= Qumayrah Valley =

Valley in northern Oman

Qumayrah Valley – a valley in northern Oman, in the Al-Hajar Mountains in the Ad Dhahirah Governorate. It stretches for about 10 kilometers between the villages of Ayn Bani Sa’dah (al-Ayn), Qumayrah and Bilt.

== Archaeology ==
In 2015, the Omani-Polish Qumayrah Archaeological Project was created as a result of the cooperation between the Polish Centre of Mediterranean Archaeology University of Warsaw and the Ministry of National Heritage and Culture of the Sultanate of Oman. It is directed by Prof. Piotr Bieliński from the PCMA UW.
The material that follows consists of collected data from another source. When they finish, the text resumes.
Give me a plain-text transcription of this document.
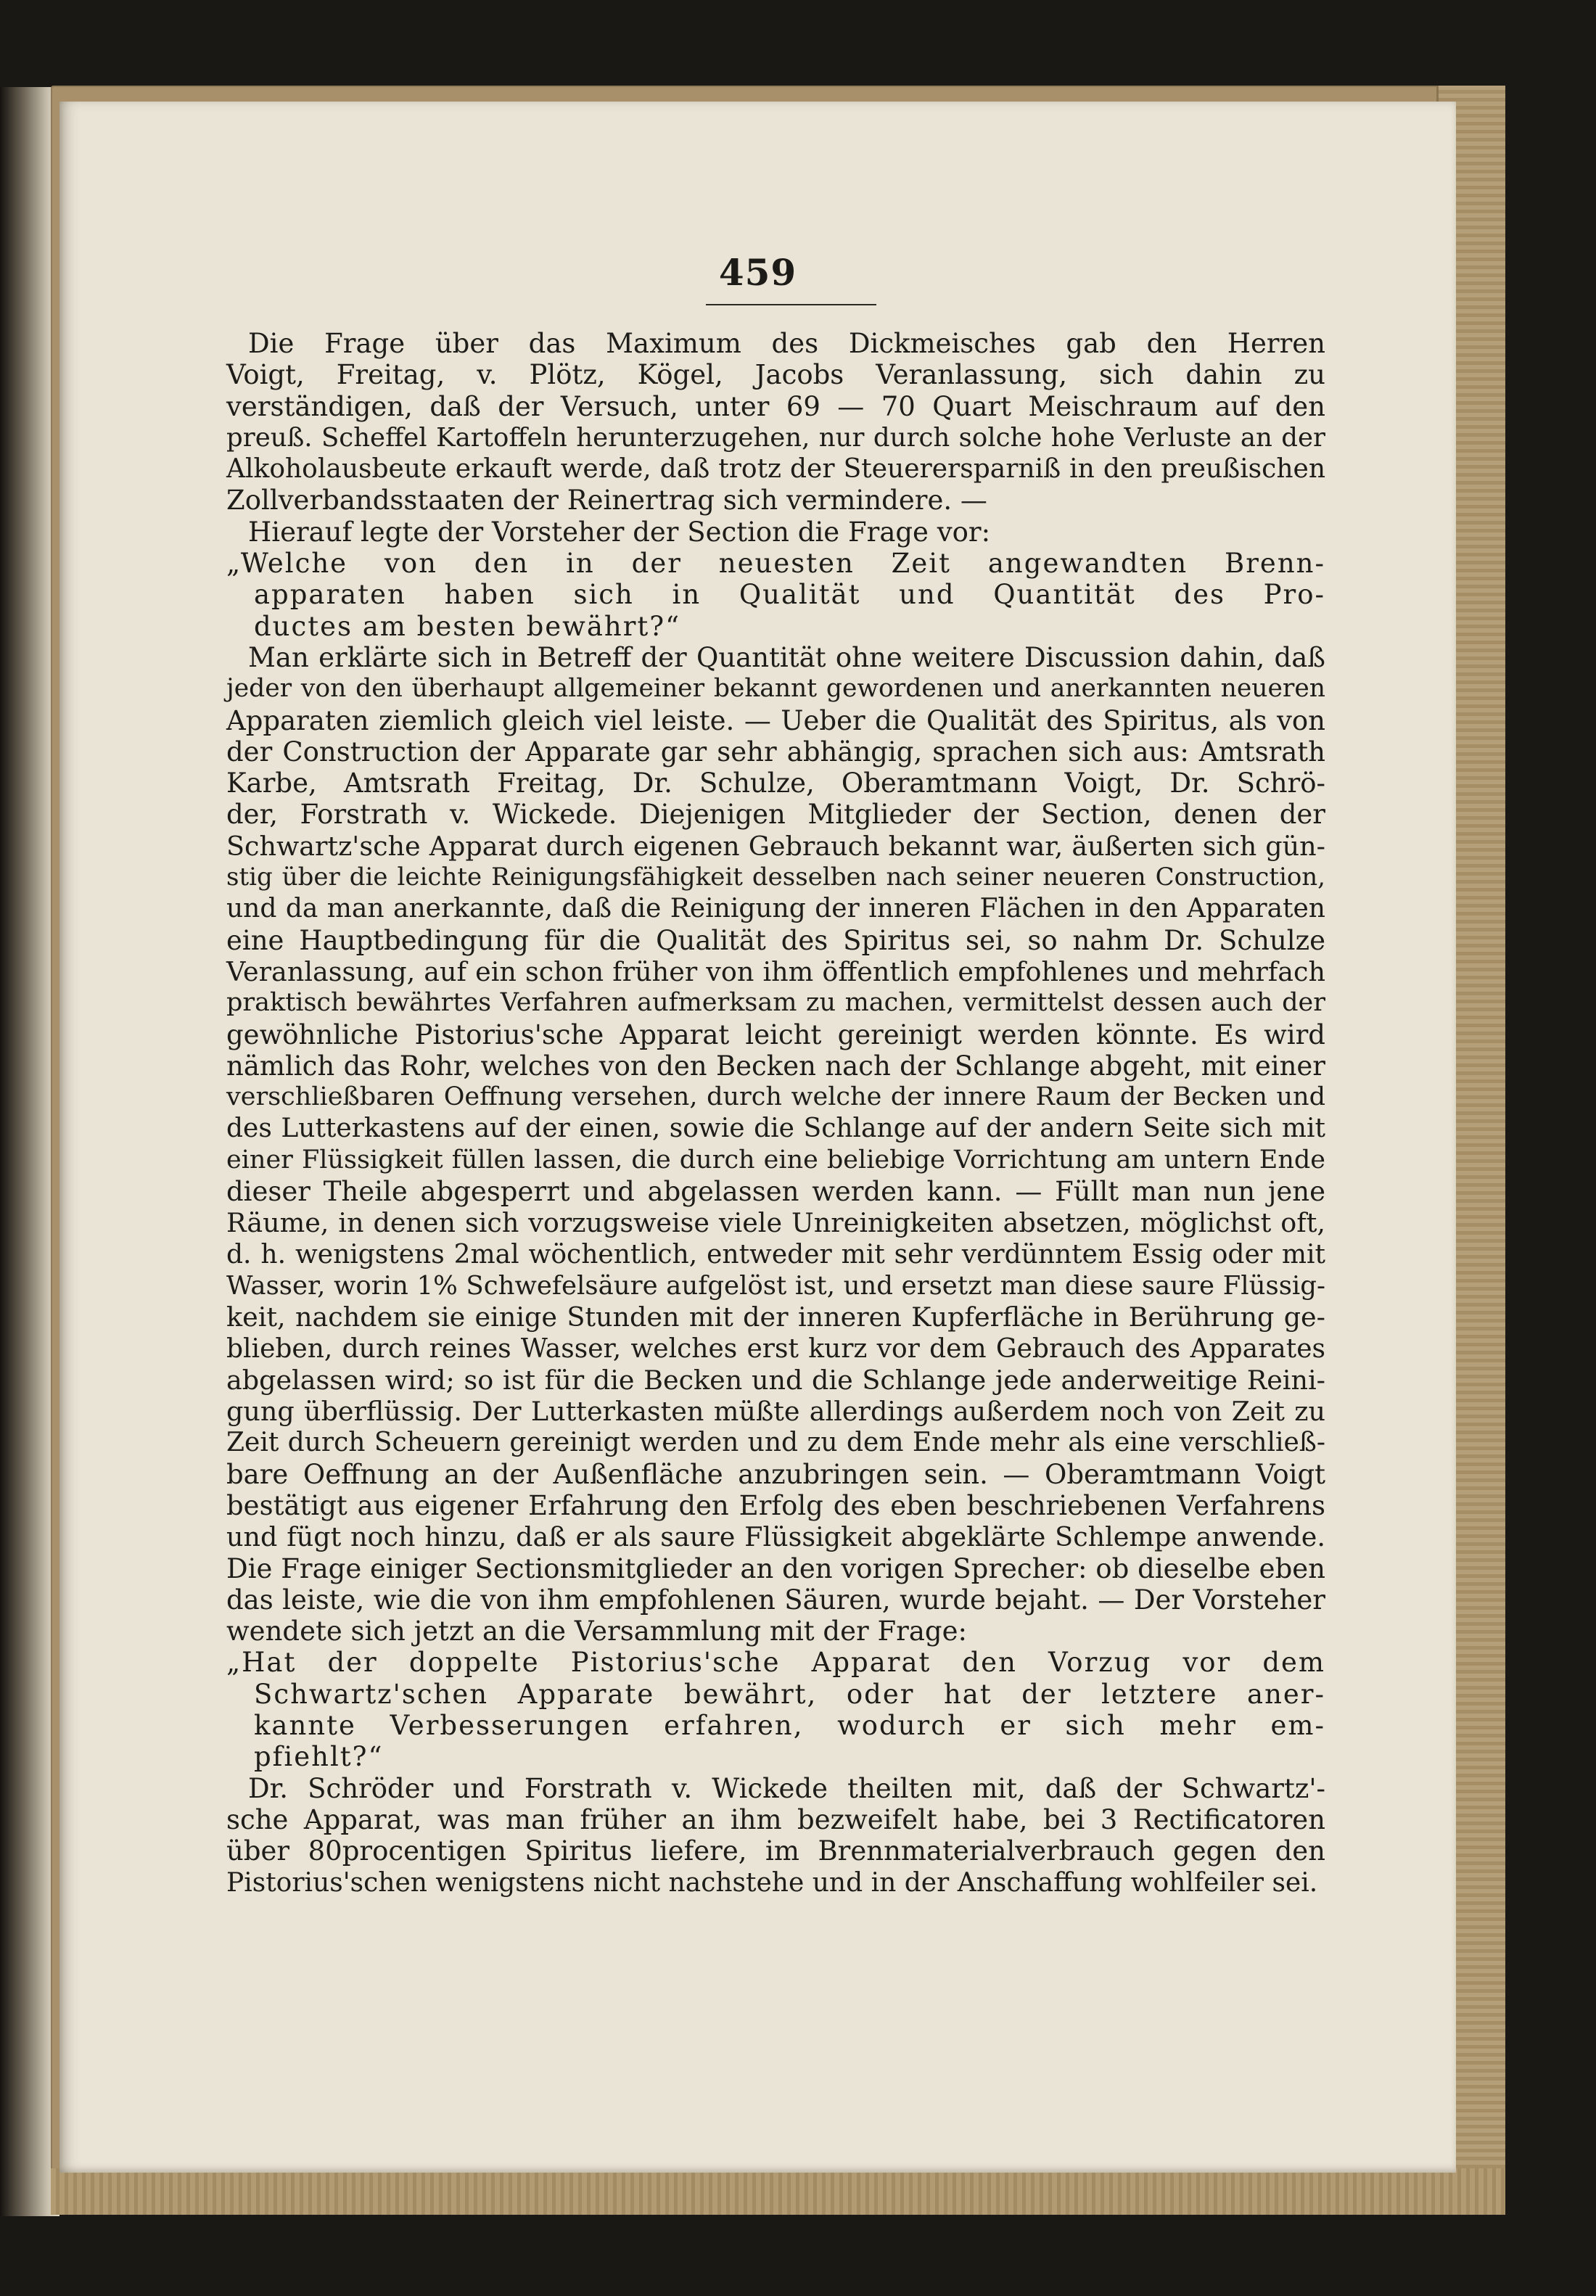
459

Die Frage über das Maximum des Dickmeisches gab den Herren
Voigt, Freitag, v. Plötz, Kögel, Jacobs Veranlassung, sich dahin zu
verständigen, daß der Versuch, unter 69 — 70 Quart Meischraum auf den
preuß. Scheffel Kartoffeln herunterzugehen, nur durch solche hohe Verluste an der
Alkoholausbeute erkauft werde, daß trotz der Steuerersparniß in den preußischen
Zollverbandsstaaten der Reinertrag sich vermindere. —

Hierauf legte der Vorsteher der Section die Frage vor:

„Welche von den in der neuesten Zeit angewandten Brenn-
apparaten haben sich in Qualität und Quantität des Pro-
ductes am besten bewährt?“

Man erklärte sich in Betreff der Quantität ohne weitere Discussion dahin, daß
jeder von den überhaupt allgemeiner bekannt gewordenen und anerkannten neueren
Apparaten ziemlich gleich viel leiste. — Ueber die Qualität des Spiritus, als von
der Construction der Apparate gar sehr abhängig, sprachen sich aus: Amtsrath
Karbe, Amtsrath Freitag, Dr. Schulze, Oberamtmann Voigt, Dr. Schrö-
der, Forstrath v. Wickede. Diejenigen Mitglieder der Section, denen der
Schwartz'sche Apparat durch eigenen Gebrauch bekannt war, äußerten sich gün-
stig über die leichte Reinigungsfähigkeit desselben nach seiner neueren Construction,
und da man anerkannte, daß die Reinigung der inneren Flächen in den Apparaten
eine Hauptbedingung für die Qualität des Spiritus sei, so nahm Dr. Schulze
Veranlassung, auf ein schon früher von ihm öffentlich empfohlenes und mehrfach
praktisch bewährtes Verfahren aufmerksam zu machen, vermittelst dessen auch der
gewöhnliche Pistorius'sche Apparat leicht gereinigt werden könnte. Es wird
nämlich das Rohr, welches von den Becken nach der Schlange abgeht, mit einer
verschließbaren Oeffnung versehen, durch welche der innere Raum der Becken und
des Lutterkastens auf der einen, sowie die Schlange auf der andern Seite sich mit
einer Flüssigkeit füllen lassen, die durch eine beliebige Vorrichtung am untern Ende
dieser Theile abgesperrt und abgelassen werden kann. — Füllt man nun jene
Räume, in denen sich vorzugsweise viele Unreinigkeiten absetzen, möglichst oft,
d. h. wenigstens 2mal wöchentlich, entweder mit sehr verdünntem Essig oder mit
Wasser, worin 1% Schwefelsäure aufgelöst ist, und ersetzt man diese saure Flüssig-
keit, nachdem sie einige Stunden mit der inneren Kupferfläche in Berührung ge-
blieben, durch reines Wasser, welches erst kurz vor dem Gebrauch des Apparates
abgelassen wird; so ist für die Becken und die Schlange jede anderweitige Reini-
gung überflüssig. Der Lutterkasten müßte allerdings außerdem noch von Zeit zu
Zeit durch Scheuern gereinigt werden und zu dem Ende mehr als eine verschließ-
bare Oeffnung an der Außenfläche anzubringen sein. — Oberamtmann Voigt
bestätigt aus eigener Erfahrung den Erfolg des eben beschriebenen Verfahrens
und fügt noch hinzu, daß er als saure Flüssigkeit abgeklärte Schlempe anwende.
Die Frage einiger Sectionsmitglieder an den vorigen Sprecher: ob dieselbe eben
das leiste, wie die von ihm empfohlenen Säuren, wurde bejaht. — Der Vorsteher
wendete sich jetzt an die Versammlung mit der Frage:

„Hat der doppelte Pistorius'sche Apparat den Vorzug vor dem
Schwartz'schen Apparate bewährt, oder hat der letztere aner-
kannte Verbesserungen erfahren, wodurch er sich mehr em-
pfiehlt?“

Dr. Schröder und Forstrath v. Wickede theilten mit, daß der Schwartz'-
sche Apparat, was man früher an ihm bezweifelt habe, bei 3 Rectificatoren
über 80procentigen Spiritus liefere, im Brennmaterialverbrauch gegen den
Pistorius'schen wenigstens nicht nachstehe und in der Anschaffung wohlfeiler sei.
The valley was surveyed in the late 1990s, but had never been closely investigated by archaeologists before, so the project started with an archaeological reconnaissance. Several dozen sites of different types and periods (from the Stone Age to the Islamic period) were documented. Then the area of excavations was marked out. Since 2016, the research focuses on three sites: a burial site from the Early Bronze Age (QA 1), a Neolithic campsite (QA 2), and a settlement from the Iron and Bronze Ages (QA 3).

=== Site QA 1 – burials ===
Site QA 1 is a burial site with graves in a stone setting, dating to the Umm an-Nar period (2700/2600–2000 BC). It was identified in 1998 by Paolo M. Costa, but it was first excavated by the Omani-Polish expedition in 2016. The site encompasses 10 circular graves with diameters ranging from 6 to 11 m. Most of them are located near a modern cemetery and cover an area of approximately 0.4 ha; only one structure lies about 450 m away, near a wadi.

=== Site QA 2 – Neolithic settlement ===
Site QA 2 is approximately 0.3 ha big. The identified phases of (probably seasonal) settlement date from the Early to the Late Neolithic. Hearths and traces of houses were discovered in test trenches. Research in 2016–2017 yielded several shell adornments and 2585 stone artifacts, including 576 retouched tools. They were made predominantly of local raw materials: flint, chert and radiolarite.

=== Site QA 3 – Bronze and Iron Ages settlement ===
QA 3 is the largest of the excavated sites, located near a modern village. A settlement existed here in the Bronze and Iron Ages, and late Islamic layers were also identified. Archaeologists uncovered houses from all the above-mentioned periods as well as a circular tower dated to the Bronze Age. Two other stone towers and further remains of the settlement were discovered south of the site. The layers dated to Iron Age II were also attested at sites QA 20 and QA 21, and seem to belong to a single settlement.